Questions involving self-induced sleep deprivation

The most I’ve been able to find on the internet are brief lectures on not driving while tired and large directories of basic sleep studies, nothing around the specific effects of self-induced sleep deprivation. I was told one that sleep deprivation was a very effective torture, is this true? why/why not?
Also, how long can you go without sleep before you die? And what would be the permanent effects of say a 5 day sleep deprivation experiement?

I know from some friends of mine that prolonged sleep deprivation can lead to depression and sometimes psychosis.
These commments are from friends of mine who worked overnight shifts. One ended up in a mental hospital for two weeks (though maybe it was due to factors other than his miserable job with miserable hours).

One friend described this, this never-seeing-daylight condition as being similar to suffering from Seasonal Affective Disorder year-round.

Another friend of mine once went five days without sleep when he was a teenager and was hospitalized because he threw a hammer at his mother. He must have been very tired and irritable. I wouldn’t recommend a self-conducted, self-induced sleep deprivation experiment because that’s what this kid was doing. I think it would only be safe (safer???) under lab conditions.

I also read about a sleep-deprivation experiment in which the subject began to hallucinate after not being allowed to sleep for five days. He saw cobwebs all over his hands.

I don’t know what the permanent effects may be.

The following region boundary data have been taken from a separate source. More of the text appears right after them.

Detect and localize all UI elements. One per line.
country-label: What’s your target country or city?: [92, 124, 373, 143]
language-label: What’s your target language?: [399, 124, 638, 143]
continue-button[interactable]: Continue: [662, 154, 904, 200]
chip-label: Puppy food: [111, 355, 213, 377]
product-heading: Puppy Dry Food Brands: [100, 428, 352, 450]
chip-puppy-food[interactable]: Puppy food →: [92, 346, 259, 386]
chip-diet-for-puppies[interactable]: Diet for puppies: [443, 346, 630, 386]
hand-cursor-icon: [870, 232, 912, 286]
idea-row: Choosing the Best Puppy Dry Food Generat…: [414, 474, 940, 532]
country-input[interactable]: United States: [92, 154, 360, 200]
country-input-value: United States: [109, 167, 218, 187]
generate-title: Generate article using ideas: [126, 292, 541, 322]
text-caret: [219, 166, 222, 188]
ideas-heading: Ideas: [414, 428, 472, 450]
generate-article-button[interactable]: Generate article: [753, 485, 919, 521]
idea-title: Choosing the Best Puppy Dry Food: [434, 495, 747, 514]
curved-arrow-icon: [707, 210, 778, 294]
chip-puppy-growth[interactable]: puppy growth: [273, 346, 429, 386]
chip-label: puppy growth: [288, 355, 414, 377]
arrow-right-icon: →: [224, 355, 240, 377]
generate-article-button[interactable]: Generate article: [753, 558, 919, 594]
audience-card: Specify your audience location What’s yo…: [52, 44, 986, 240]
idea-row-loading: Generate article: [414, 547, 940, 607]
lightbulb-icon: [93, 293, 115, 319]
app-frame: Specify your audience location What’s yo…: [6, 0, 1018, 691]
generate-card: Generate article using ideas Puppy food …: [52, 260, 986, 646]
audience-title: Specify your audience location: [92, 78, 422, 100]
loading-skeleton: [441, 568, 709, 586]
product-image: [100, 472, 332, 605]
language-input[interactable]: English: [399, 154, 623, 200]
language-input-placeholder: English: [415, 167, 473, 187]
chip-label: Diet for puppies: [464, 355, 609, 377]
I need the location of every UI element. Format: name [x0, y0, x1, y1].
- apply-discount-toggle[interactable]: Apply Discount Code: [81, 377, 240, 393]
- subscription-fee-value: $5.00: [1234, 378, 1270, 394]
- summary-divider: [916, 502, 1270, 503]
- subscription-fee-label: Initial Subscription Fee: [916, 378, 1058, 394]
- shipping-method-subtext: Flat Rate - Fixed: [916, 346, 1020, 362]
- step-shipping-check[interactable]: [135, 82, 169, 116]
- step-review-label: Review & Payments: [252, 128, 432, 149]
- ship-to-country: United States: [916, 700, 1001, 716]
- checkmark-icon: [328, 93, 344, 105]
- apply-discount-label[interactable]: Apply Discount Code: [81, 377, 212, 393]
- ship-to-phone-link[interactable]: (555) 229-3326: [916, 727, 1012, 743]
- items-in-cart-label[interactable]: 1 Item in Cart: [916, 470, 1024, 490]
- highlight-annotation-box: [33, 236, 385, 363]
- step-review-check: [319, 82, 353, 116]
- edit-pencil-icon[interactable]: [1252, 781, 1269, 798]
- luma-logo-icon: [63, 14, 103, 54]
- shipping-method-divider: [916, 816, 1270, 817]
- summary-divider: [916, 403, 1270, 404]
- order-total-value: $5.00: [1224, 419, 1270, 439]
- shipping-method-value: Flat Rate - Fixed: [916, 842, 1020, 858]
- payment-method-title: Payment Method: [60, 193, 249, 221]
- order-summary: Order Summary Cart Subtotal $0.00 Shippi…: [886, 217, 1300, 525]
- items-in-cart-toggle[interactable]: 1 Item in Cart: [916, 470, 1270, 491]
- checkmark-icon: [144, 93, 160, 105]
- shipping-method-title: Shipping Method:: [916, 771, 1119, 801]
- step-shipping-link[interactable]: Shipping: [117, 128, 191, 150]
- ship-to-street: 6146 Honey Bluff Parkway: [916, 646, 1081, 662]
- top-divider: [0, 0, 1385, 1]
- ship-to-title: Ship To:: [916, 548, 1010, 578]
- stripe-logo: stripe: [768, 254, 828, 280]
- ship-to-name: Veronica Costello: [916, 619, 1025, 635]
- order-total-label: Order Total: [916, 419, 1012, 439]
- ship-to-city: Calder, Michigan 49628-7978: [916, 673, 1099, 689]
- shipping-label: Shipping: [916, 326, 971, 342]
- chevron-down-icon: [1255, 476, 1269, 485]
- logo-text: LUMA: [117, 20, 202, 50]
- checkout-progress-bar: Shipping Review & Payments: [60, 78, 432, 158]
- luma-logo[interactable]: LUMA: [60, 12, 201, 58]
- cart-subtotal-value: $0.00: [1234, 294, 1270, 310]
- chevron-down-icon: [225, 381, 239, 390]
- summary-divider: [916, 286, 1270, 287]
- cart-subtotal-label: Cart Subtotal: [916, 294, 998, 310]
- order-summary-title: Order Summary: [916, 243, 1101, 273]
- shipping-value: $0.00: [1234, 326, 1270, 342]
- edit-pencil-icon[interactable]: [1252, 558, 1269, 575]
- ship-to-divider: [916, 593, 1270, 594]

Speaking from personal experience, it can foul up your sense of time and space, making it hard to navigate, hard to keep track of where you are and what you were trying to accomplish. You definitely get an “edge” crudely akin to the courage that comes out of the bottle, and if someone is fucking with you you may do totally outrageous things in response. (At 2:30 AM, I kicked, with my heavy hiking boots, the door of a rapper who was practicing his stuff and hanging out with about 3 of his homeboys, and when they opened the fracturing splintered door I gave them whatfor concerning my need for sleep because I had finals the next afternoon. They had previously threatened to kill me if I complained again. I grabbed their audio equipment and said I’d throw it out the damn window after beating them over the head with it. I think they were so in shock that it didn’t occur to them to kick my butt).

I do also remember suddenly collapsing to my knees outside the cafeteria and giggling my head off for no particular reason.

All in all, I don’t recommend it as a high.

I’ve gone three nights without sleep. After the second night, however, I went about things as usual and didn’t have any problems staying awake. I think I kind of got used to it. In fact, I really struggled getting to sleep that fourth night, although I got 5 hours.
With that, I am pretty certain I could have gone without sleep for longer than three days.

I have heard that meth users will stay up for days at a time, like four or five.

I never did anything psychotic, but I did drive for 900 miles the next day and almost got in a horrible accident because I wasn’t paying any attention.

Ah yes. Good old self-induced sleep deprivation. I’ve stayed up willingly, for roughly 4-5 nights in a row once.

After the first night, you can function relatively normally, although you are a bit tired.
After the second night you seem even more tired, like you REALLY need to sleep.
If you can get past this, after the third-fourth night you become so tired that it’s very hard to get to sleep.
And finally, on the fifth night, you cease to function like a normal human being and can pass out anywhere that seems appropriate.
I think I slept for ~48 hours after my 5 days of being awake.

I also noticed that staying awake seems to act as a natural high after the first night or so, it’s similar to being tipsy.